= Michelangelo La Neve =

Italian comics writer and screenwriter (1959–2022)

Michelangelo La Neve (14 March 1959 – 18 January 2022) was an Italian comics writer and screenwriter.

==Life and career==
Born in Tarsia, in the province of Cosenza, La Neve grew up in Varese, and after graduating from high school he moved to Rome. He made his professional debut in the early 1990s writing comics stories mainly of horror genre for magazines such as Zio Tibia, Splatter, Blue and Mostri.
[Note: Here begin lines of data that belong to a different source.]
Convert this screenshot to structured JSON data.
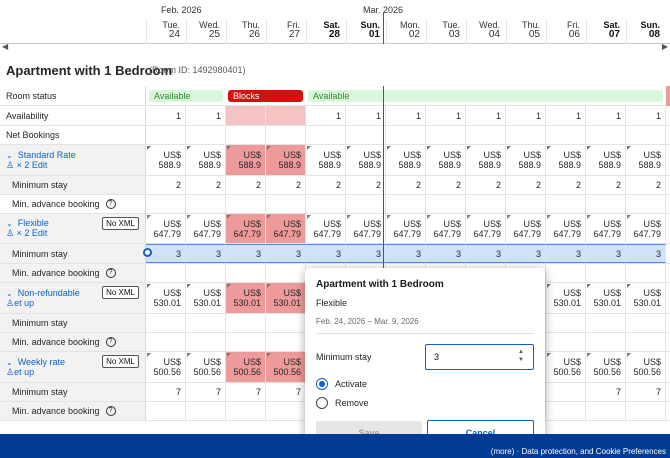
{
  "header": {
    "month_feb": "Feb. 2026",
    "month_mar": "Mar. 2026",
    "days": [
      {
        "dow": "Tue.",
        "num": "24",
        "bold": false
      },
      {
        "dow": "Wed.",
        "num": "25",
        "bold": false
      },
      {
        "dow": "Thu.",
        "num": "26",
        "bold": false
      },
      {
        "dow": "Fri.",
        "num": "27",
        "bold": false
      },
      {
        "dow": "Sat.",
        "num": "28",
        "bold": true
      },
      {
        "dow": "Sun.",
        "num": "01",
        "bold": true
      },
      {
        "dow": "Mon.",
        "num": "02",
        "bold": false
      },
      {
        "dow": "Tue.",
        "num": "03",
        "bold": false
      },
      {
        "dow": "Wed.",
        "num": "04",
        "bold": false
      },
      {
        "dow": "Thu.",
        "num": "05",
        "bold": false
      },
      {
        "dow": "Fri.",
        "num": "06",
        "bold": false
      },
      {
        "dow": "Sat.",
        "num": "07",
        "bold": true
      },
      {
        "dow": "Sun.",
        "num": "08",
        "bold": true
      }
    ]
  },
  "room": {
    "title": "Apartment with 1 Bedroom",
    "id_text": "(Room ID: 1492980401)"
  },
  "rows": {
    "room_status": "Room status",
    "status_available": "Available",
    "status_blocks": "Blocks",
    "availability": "Availability",
    "availability_values": [
      "1",
      "1",
      "",
      "",
      "1",
      "1",
      "1",
      "1",
      "1",
      "1",
      "1",
      "1",
      "1"
    ],
    "net_bookings": "Net Bookings",
    "minimum_stay": "Minimum stay",
    "min_advance": "Min. advance booking",
    "help_icon": "?",
    "no_xml": "No XML"
  },
  "rates": [
    {
      "name": "Standard Rate",
      "sub": "× 2 Edit",
      "currency": "US$",
      "price": "588.9",
      "min_stay": [
        "2",
        "2",
        "2",
        "2",
        "2",
        "2",
        "2",
        "2",
        "2",
        "2",
        "2",
        "2",
        "2"
      ],
      "no_xml": false
    },
    {
      "name": "Flexible",
      "sub": "× 2 Edit",
      "currency": "US$",
      "price": "647.79",
      "min_stay": [
        "3",
        "3",
        "3",
        "3",
        "3",
        "3",
        "3",
        "3",
        "3",
        "3",
        "3",
        "3",
        "3"
      ],
      "no_xml": true
    },
    {
      "name": "Non-refundable",
      "sub": "et up",
      "currency": "US$",
      "price": "530.01",
      "min_stay": [
        "",
        "",
        "",
        "",
        "",
        "",
        "",
        "",
        "",
        "",
        "",
        "",
        ""
      ],
      "no_xml": true
    },
    {
      "name": "Weekly rate",
      "sub": "et up",
      "currency": "US$",
      "price": "500.56",
      "min_stay": [
        "7",
        "7",
        "7",
        "7",
        "7",
        "",
        "",
        "",
        "",
        "",
        "",
        "7",
        "7"
      ],
      "no_xml": true
    }
  ],
  "popup": {
    "title": "Apartment with 1 Bedroom",
    "rate": "Flexible",
    "dates": "Feb. 24, 2026 – Mar. 9, 2026",
    "min_stay_label": "Minimum stay",
    "min_stay_value": "3",
    "activate": "Activate",
    "remove": "Remove",
    "save": "Save",
    "cancel": "Cancel"
  },
  "footer": {
    "text": "(more) · Data protection, and Cookie Preferences"
  }
}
After writing the miniseries ESP for the magazine Intrepido, between 1992 and 2006 he collaborated with Sergio Bonelli Editore, as a writer for the comic book series Dylan Dog and Martin Mystère.

In later years he focused his activity on graphic novels (notably Day of the Magicians, illustrated by Marco Nizzoli), and started collaborating as a screenwriter with Manetti Bros. for the TV-series L'ispettore Coliandro and Inspector Rex and for the films Song'e Napule, Love and Bullets and Diabolik.

La Neve was married to Mariella Pazienza, the sister of comic artist Andrea Pazienza. He died after a long illness in Rome on 18 January 2022, at the age of 62. His son Lorenzo is also a comics writer.